Credo che da una parte si debba tutti noi lavorare per restituire credibilità sociale all’ospedale e quindi accrescere nei cittadini la percezione di affidabilità e dall’altra si debba investire in un servizio che sarebbe stupido continuare a considerare come la controparte di altri servizi. Come si fa a dire “one health” senza avere intanto una visione unitaria del SSN? One health allora “one service”
21 GIU – Ai numerosi spunti dell’amico Ivan Cavicchi per aprire questo Forum di QS sul futuro degli ospedali alla luce dei finanziamenti del PNRR per la sanità, porto volentieri qui il mio contributo.

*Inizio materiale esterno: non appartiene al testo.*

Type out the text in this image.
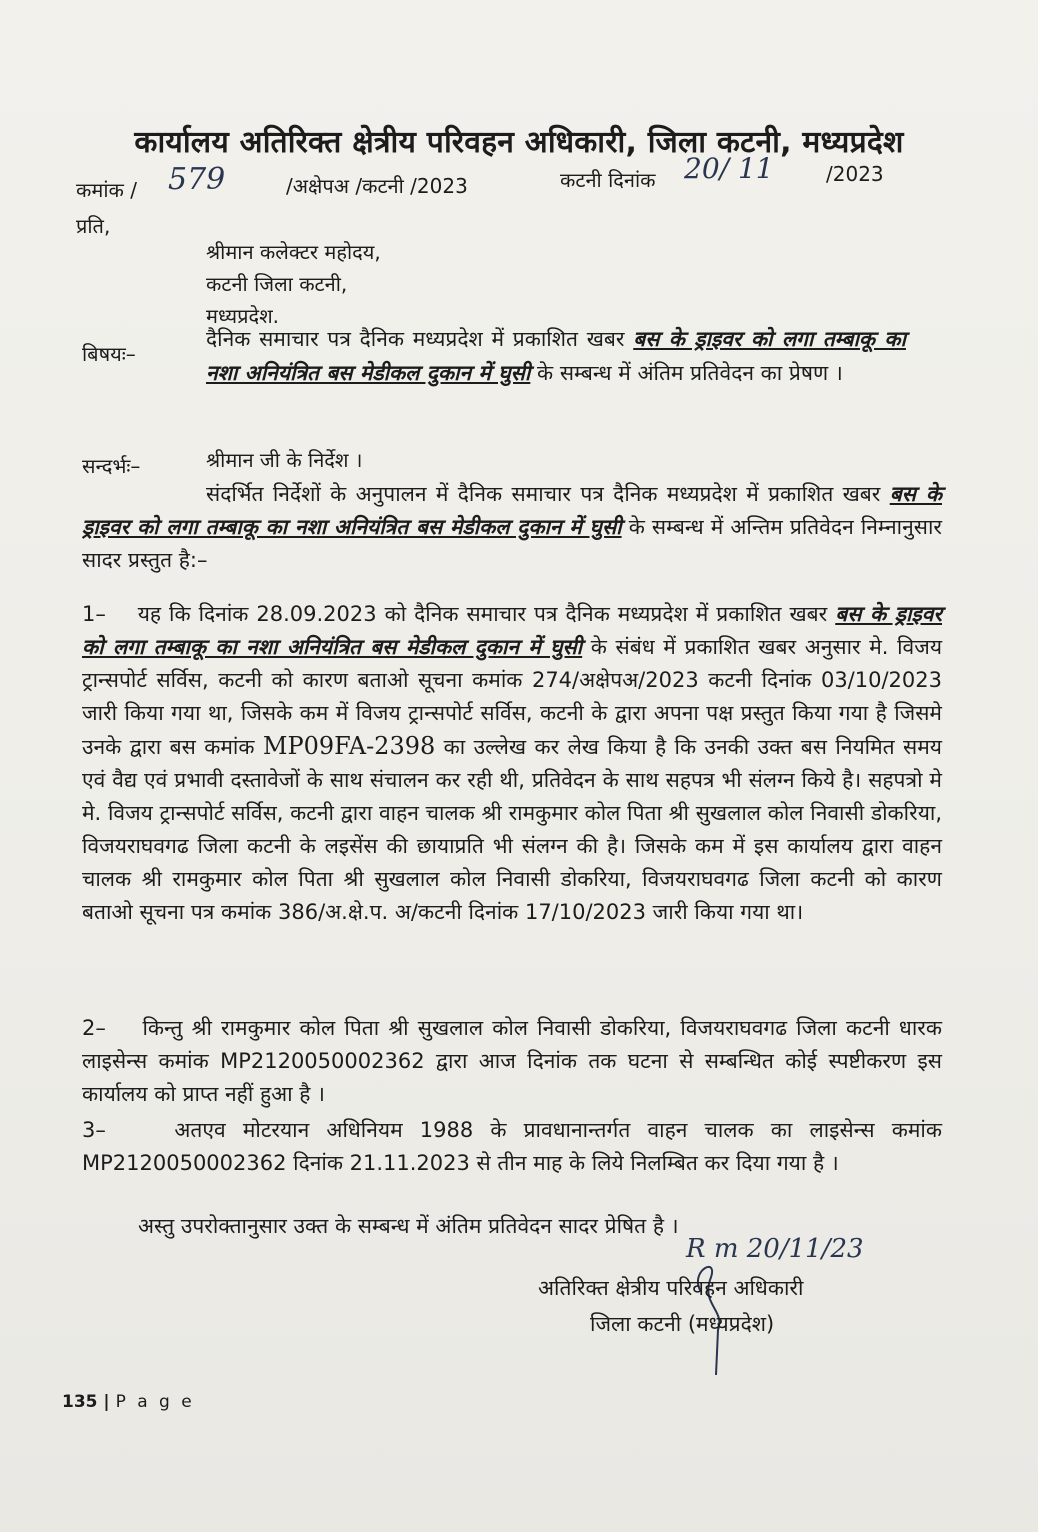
कार्यालय अतिरिक्त क्षेत्रीय परिवहन अधिकारी, जिला कटनी, मध्यप्रदेश
कमांक / 579	/अक्षेपअ /कटनी /2023	कटनी दिनांक 20/ 11	/2023
प्रति,
श्रीमान कलेक्टर महोदय,
कटनी जिला कटनी,
मध्यप्रदेश.
बिषयः–
दैनिक समाचार पत्र दैनिक मध्यप्रदेश में प्रकाशित खबर बस के ड्राइवर को लगा तम्बाकू का नशा अनियंत्रित बस मेडीकल दुकान में घुसी के सम्बन्ध में अंतिम प्रतिवेदन का प्रेषण ।
सन्दर्भः–	श्रीमान जी के निर्देश ।
संदर्भित निर्देशों के अनुपालन में दैनिक समाचार पत्र दैनिक मध्यप्रदेश में प्रकाशित खबर बस के ड्राइवर को लगा तम्बाकू का नशा अनियंत्रित बस मेडीकल दुकान में घुसी के सम्बन्ध में अन्तिम प्रतिवेदन निम्नानुसार सादर प्रस्तुत है:–
1– यह कि दिनांक 28.09.2023 को दैनिक समाचार पत्र दैनिक मध्यप्रदेश में प्रकाशित खबर बस के ड्राइवर को लगा तम्बाकू का नशा अनियंत्रित बस मेडीकल दुकान में घुसी के संबंध में प्रकाशित खबर अनुसार मे. विजय ट्रान्सपोर्ट सर्विस, कटनी को कारण बताओ सूचना कमांक 274/अक्षेपअ/2023 कटनी दिनांक 03/10/2023 जारी किया गया था, जिसके कम में विजय ट्रान्सपोर्ट सर्विस, कटनी के द्वारा अपना पक्ष प्रस्तुत किया गया है जिसमे उनके द्वारा बस कमांक MP09FA-2398 का उल्लेख कर लेख किया है कि उनकी उक्त बस नियमित समय एवं वैद्य एवं प्रभावी दस्तावेजों के साथ संचालन कर रही थी, प्रतिवेदन के साथ सहपत्र भी संलग्न किये है। सहपत्रो मे मे. विजय ट्रान्सपोर्ट सर्विस, कटनी द्वारा वाहन चालक श्री रामकुमार कोल पिता श्री सुखलाल कोल निवासी डोकरिया, विजयराघवगढ जिला कटनी के लइसेंस की छायाप्रति भी संलग्न की है। जिसके कम में इस कार्यालय द्वारा वाहन चालक श्री रामकुमार कोल पिता श्री सुखलाल कोल निवासी डोकरिया, विजयराघवगढ जिला कटनी को कारण बताओ सूचना पत्र कमांक 386/अ.क्षे.प. अ/कटनी दिनांक 17/10/2023 जारी किया गया था।
2– किन्तु श्री रामकुमार कोल पिता श्री सुखलाल कोल निवासी डोकरिया, विजयराघवगढ जिला कटनी धारक लाइसेन्स कमांक MP2120050002362 द्वारा आज दिनांक तक घटना से सम्बन्धित कोई स्पष्टीकरण इस कार्यालय को प्राप्त नहीं हुआ है ।
3–	अतएव मोटरयान अधिनियम 1988 के प्रावधानान्तर्गत वाहन चालक का लाइसेन्स कमांक MP2120050002362 दिनांक 21.11.2023 से तीन माह के लिये निलम्बित कर दिया गया है ।
अस्तु उपरोक्तानुसार उक्त के सम्बन्ध में अंतिम प्रतिवेदन सादर प्रेषित है ।
R m 20/11/23
अतिरिक्त क्षेत्रीय परिवहन अधिकारी
जिला कटनी (मध्यप्रदेश)
135 | P a g e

Lo shock sanitario, economico e sociale, indotto dalla pandemia, ha mostrato una governance debole, pur tuttavia questo irripetibile scenario offre l’opportunità di compiere, attraverso il Piano Nazionale di Rilancio e Resilienza, scelte coraggiose a condizione che si accetti la vera “sfida al cambiamento” e, in un’ottica di salute globale, quella che la OMS riconosce come “one health”, occorre volontà politica, partecipazione attiva e soprattutto visione del futuro.

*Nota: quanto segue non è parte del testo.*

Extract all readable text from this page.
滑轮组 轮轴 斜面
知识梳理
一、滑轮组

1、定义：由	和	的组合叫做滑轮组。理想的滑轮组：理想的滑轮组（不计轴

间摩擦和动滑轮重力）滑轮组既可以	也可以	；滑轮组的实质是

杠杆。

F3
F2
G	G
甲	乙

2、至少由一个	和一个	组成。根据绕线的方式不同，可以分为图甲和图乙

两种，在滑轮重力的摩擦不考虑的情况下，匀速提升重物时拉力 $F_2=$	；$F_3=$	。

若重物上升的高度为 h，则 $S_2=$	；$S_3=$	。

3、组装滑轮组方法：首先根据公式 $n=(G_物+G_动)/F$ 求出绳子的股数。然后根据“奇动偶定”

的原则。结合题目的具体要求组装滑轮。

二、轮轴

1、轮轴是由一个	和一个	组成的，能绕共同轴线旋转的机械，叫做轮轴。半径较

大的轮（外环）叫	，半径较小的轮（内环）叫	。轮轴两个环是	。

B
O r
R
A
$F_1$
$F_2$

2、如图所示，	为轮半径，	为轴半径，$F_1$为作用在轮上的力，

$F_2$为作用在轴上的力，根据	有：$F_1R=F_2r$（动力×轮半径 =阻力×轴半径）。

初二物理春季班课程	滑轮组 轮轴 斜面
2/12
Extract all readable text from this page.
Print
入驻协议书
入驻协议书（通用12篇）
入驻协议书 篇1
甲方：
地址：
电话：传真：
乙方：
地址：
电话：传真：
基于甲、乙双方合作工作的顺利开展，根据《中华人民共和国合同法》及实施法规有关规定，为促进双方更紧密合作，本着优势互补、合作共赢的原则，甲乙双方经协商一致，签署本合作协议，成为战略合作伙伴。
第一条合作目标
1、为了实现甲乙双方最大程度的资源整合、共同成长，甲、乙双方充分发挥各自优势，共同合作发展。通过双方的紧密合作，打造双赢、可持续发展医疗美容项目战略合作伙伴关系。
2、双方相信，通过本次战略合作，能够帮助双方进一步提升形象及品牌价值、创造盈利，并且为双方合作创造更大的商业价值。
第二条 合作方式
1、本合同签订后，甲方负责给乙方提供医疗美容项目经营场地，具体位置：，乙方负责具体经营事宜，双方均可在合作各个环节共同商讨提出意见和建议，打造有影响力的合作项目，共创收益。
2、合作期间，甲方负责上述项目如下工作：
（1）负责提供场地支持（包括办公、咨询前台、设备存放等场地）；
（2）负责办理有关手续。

Per intanto sfatiamo il concetto secondo il quale la sanità italiana è stata in grado di dare risposte complete ai bisogni dei cittadini durante una questa drammatica fase. Non possiamo nascondercelo: la prevenzione è stata sottovalutata; la frammentazione del territorio, con i suoi modelli incompiuti, ha evidenziato evidenti “sacche” di inefficienze; l’impatto negli ospedali è stato eccessivo e dirompente sia per i cittadini che per i professionisti.
Lo testimonia il lungo blocco delle attività di elezione, il logoramento (parlare di disagio mi sembra fin troppo riduttivo, ormai) di medici ed infermieri spesso lasciati senza supporti o riferimenti, l’elevato rischio di contagio per una approssimativa fornitura di presidi sanitari, le criticità in cui sono stati lasciati pazienti e familiari nel cercare la soluzione più idonea per ottenere risposta ai propri bisogni di salute.

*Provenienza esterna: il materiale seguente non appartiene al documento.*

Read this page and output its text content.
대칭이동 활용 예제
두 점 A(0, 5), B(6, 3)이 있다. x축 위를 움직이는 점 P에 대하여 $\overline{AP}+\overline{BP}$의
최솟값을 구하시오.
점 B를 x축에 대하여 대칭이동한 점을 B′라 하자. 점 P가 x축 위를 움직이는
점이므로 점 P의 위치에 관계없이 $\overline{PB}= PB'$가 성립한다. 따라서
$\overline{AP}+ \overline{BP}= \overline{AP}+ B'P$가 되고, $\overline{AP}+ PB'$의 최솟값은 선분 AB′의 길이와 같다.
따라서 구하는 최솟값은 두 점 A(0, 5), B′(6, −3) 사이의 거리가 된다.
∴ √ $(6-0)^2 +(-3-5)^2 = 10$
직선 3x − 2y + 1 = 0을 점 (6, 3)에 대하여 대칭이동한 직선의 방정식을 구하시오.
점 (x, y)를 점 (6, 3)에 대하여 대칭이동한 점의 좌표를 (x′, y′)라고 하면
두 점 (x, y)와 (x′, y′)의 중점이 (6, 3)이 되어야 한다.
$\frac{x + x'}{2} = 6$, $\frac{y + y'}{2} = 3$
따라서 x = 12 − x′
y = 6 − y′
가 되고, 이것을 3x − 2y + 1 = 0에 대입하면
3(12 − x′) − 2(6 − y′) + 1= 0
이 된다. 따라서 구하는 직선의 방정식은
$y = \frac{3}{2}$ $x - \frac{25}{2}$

Dovremmo essere capaci di volgere tutto questo verso una vera occasione di cambiamento, da noi indotto anziché subito. Dobbiamo ripensare al nostro SSN con una visione diversa dal passato, ripensare ad un modello di ospedale tecnologicamente sicuro ed avanzato ma aperto al paziente e al territorio, immaginare che l’ospedale sia parte integrante di una filiera dove, a quella esclusiva fase di “input” (il ricovero) tipica di una visione “ospedalocentrica”, faccia seguito anche quella necessaria fase di “output” verso il territorio, certamente favorita delle tecnologie di ultima generazione.
Una filiera che, partendo dal concetto di medicina di prossimità, come prevede la missione 6 del PNRR, parta dal rapporto fiduciario tra MMG e paziente per l’avvio di un percorso assistenziale che può indirizzarsi verso le cronicità o, in alternativa, verso le acuzie – attraverso il ricovero ospedaliero – ma attivando una continuità di costante dialogo tra professionisti (MMG e medico/specialista ospedaliero), magari senza interposizione di stazioni intermedie che rischiano di creare ulteriori apparati burocratici, oggetto di interessi diversificati con evidenti barriere che, di fatto, ostacolerebbero la continuità tra territorio ed ospedale.
Invece il PNRR sul tema sanità appare concepito per non cambiare nulla, anzi innestare una spesa inappropriata e per di più perpetrando gli errori del passato. Senza veli, dovremmo avere il coraggio di realizzare che siamo di fronte a un sistema statico, con una progettualità che è confinata nelle stanze dei soliti noti. Il risultato è doverci confrontare con un PNRR chiaramente sotto finanziato che ha tre chiari obiettivi altrettanto statici: rafforzare, potenziare l’esistente, confermare il DM 70/15.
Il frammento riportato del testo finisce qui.